Hayes got his start at Tumblr as an “entertainment evangelist,” which made sense, given his previous ties to Hollywood. It was his job to get films and TV shows promote themselves on Tumblr. Before that, Hayes had worked for eight years as a top marketing executive at Lionsgate, the film studio behind such hits as The Hunger Games and Precious. It was on films like these where Hayes cut his teeth on digital marketing, learning creative digital ways to promote movies that didn’t have a huge marketing budget.

While The Hunger Games lent itself easily to social media promotions and visual campaigns, it was harder for Precious, with its somber, urban poverty storyline. Hayes says he overcame it by taking a marketing lesson from none other than Oprah. “She had said ‘there was a Precious inside every one of us,’ says Hayes. “It became our goal to find an element in the movie every person could identify with.” He says he continues to apply that same principle when creating branded content on Tumblr.

Unlike other social media platforms that were built to host advertising from the start, Tumblr has had to tread carefully when it comes to introducing sponsored content. Tumblr users have traditionally been loathe to embrace any kind of commercial presence. They had a less than enthusiastic reaction when the platform first introduced sponsored posts early last year.

Another problem from brands looking to reach the user base is that unlike Twitter or Facebook, where people can be targeted demographically, Tumblr is made up of several micro-communities of users bonding over highly specific, shared interests. There are Tumblr blogs devoted to just about everything niche you can imagine, including obscure television shows, specific types of photographs, weird celebrity fan clubs and erotic fetishes. By being part evangelist, and part creative consultant, Hayes identifies the opportunities for brands to work their way into one of these micro-communities and become accepted as one of the tribe.

“Unlike Facebook, Tumblr is not about who you know, it’s about what you love,” says Hayes. “We’re helping brands identify what users love and connecting them to it.”

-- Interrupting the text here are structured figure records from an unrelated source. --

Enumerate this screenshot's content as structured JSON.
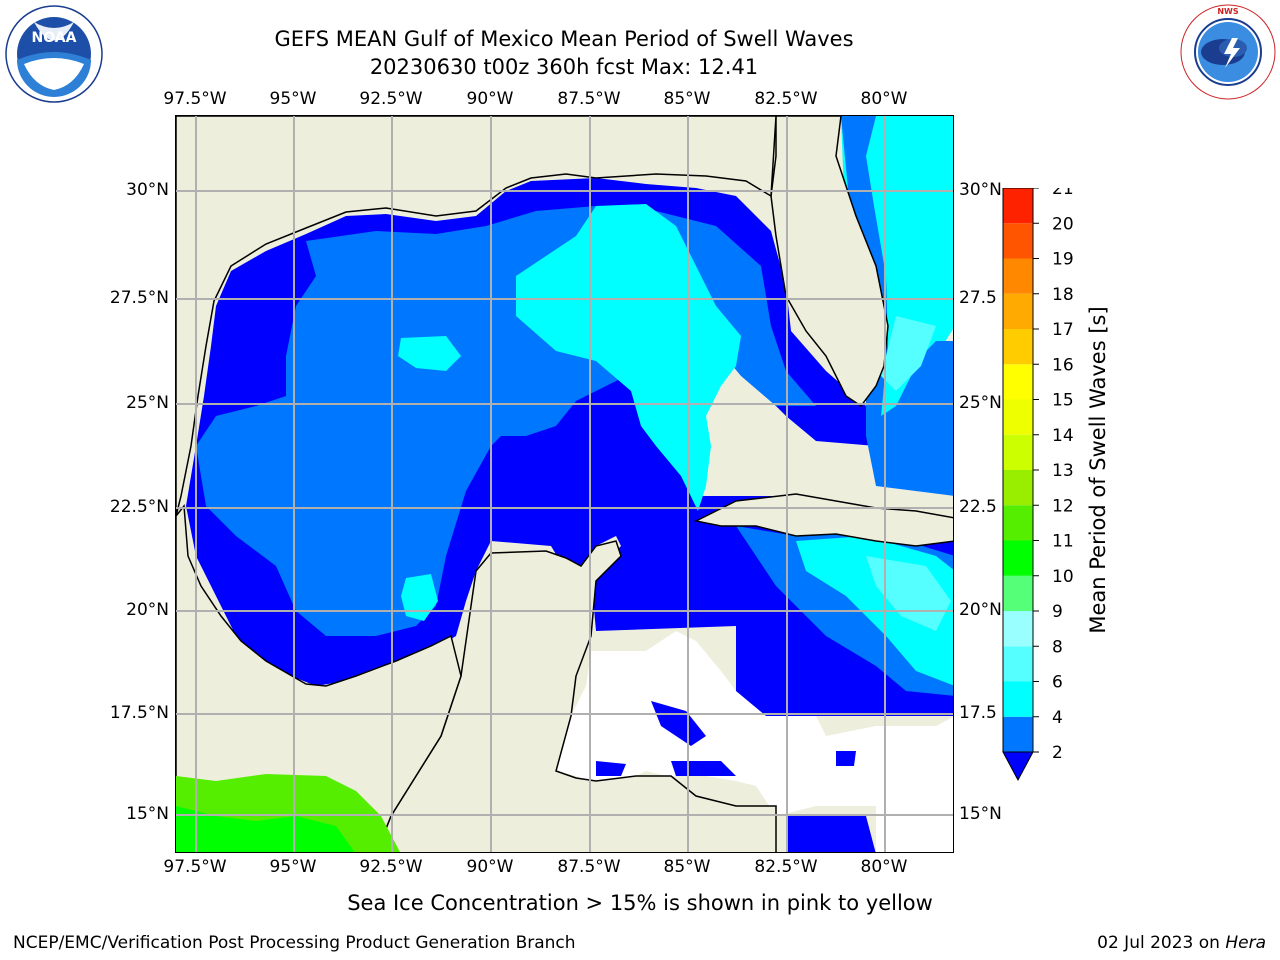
{
  "header": {
    "title_line1": "GEFS MEAN Gulf of Mexico Mean Period of Swell Waves",
    "title_line2": "20230630 t00z 360h fcst   Max: 12.41"
  },
  "logos": {
    "left_text": "NOAA",
    "left_ring_text": "NATIONAL OCEANIC AND ATMOSPHERIC ADMINISTRATION · U.S. DEPARTMENT OF COMMERCE",
    "right_ring_text": "NATIONAL WEATHER SERVICE"
  },
  "map": {
    "lon_labels_top": [
      "97.5°W",
      "95°W",
      "92.5°W",
      "90°W",
      "87.5°W",
      "85°W",
      "82.5°W",
      "80°W"
    ],
    "lon_labels_bottom": [
      "97.5°W",
      "95°W",
      "92.5°W",
      "90°W",
      "87.5°W",
      "85°W",
      "82.5°W",
      "80°W"
    ],
    "lat_labels_left": [
      "30°N",
      "27.5°N",
      "25°N",
      "22.5°N",
      "20°N",
      "17.5°N",
      "15°N"
    ],
    "lat_labels_right": [
      "30°N",
      "27.5",
      "25°N",
      "22.5",
      "20°N",
      "17.5",
      "15°N"
    ],
    "colors": {
      "land": "#eeeedd",
      "grid": "#b0b0b0",
      "coast": "#000000",
      "nodata": "#ffffff"
    }
  },
  "colorbar": {
    "label": "Mean Period of Swell Waves [s]",
    "ticks": [
      "2",
      "4",
      "6",
      "8",
      "9",
      "10",
      "11",
      "12",
      "13",
      "14",
      "15",
      "16",
      "17",
      "18",
      "19",
      "20",
      "21"
    ],
    "colors": [
      "#0000ff",
      "#0077ff",
      "#00ffff",
      "#55ffff",
      "#99ffff",
      "#55ff77",
      "#00ff00",
      "#55ee00",
      "#99ee00",
      "#ccff00",
      "#eeff00",
      "#ffff00",
      "#ffcc00",
      "#ffaa00",
      "#ff8800",
      "#ff5500",
      "#ff2200",
      "#ff0000"
    ]
  },
  "caption": "Sea Ice Concentration > 15% is shown in pink to yellow",
  "footer": {
    "left": "NCEP/EMC/Verification Post Processing Product Generation Branch",
    "right_date": "02 Jul 2023 on",
    "right_host": "Hera"
  }
}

For example, say there’s a Tumblr community devoted to unmade beds (yes, there really is.) Once that community has been identified, Hayes brings it to the attention of a relevant brand, IKEA for instance, and then his team works with that brand to create sponsored posts containing engaging images or GIFs that would be shared and reblogged just like any other post within that community.

As a result of CANVAS’s work with brands, Tumblr now hosts plenty of sponsored content, with users appreciating and reblogging the best of them. This includes brands like Denny’s, (who Hayes says were so good at creating posts for Tumblr, he hired one of their creatives to be on his team) GE and Gap, as well as movies like Jobs: The Film, and Thor.

“Identifying the right tribe is easy enough, but brands still have to focus on telling a story, instead of selling a product,” says Hayes. ‘They don’t have to always have to have calls-to-action or be so sales heavy in their branded content.”

In fact, Hayes and his boss, Tumblr CEO David Karp envision a future where ads can be appreciated for their aesthetic alone, freed from commercial intent. “David believes we can help make digital content as big or as ‘hooky’ as television spots,” says Hayes. “Who would have thought ads would become as collectible as art?”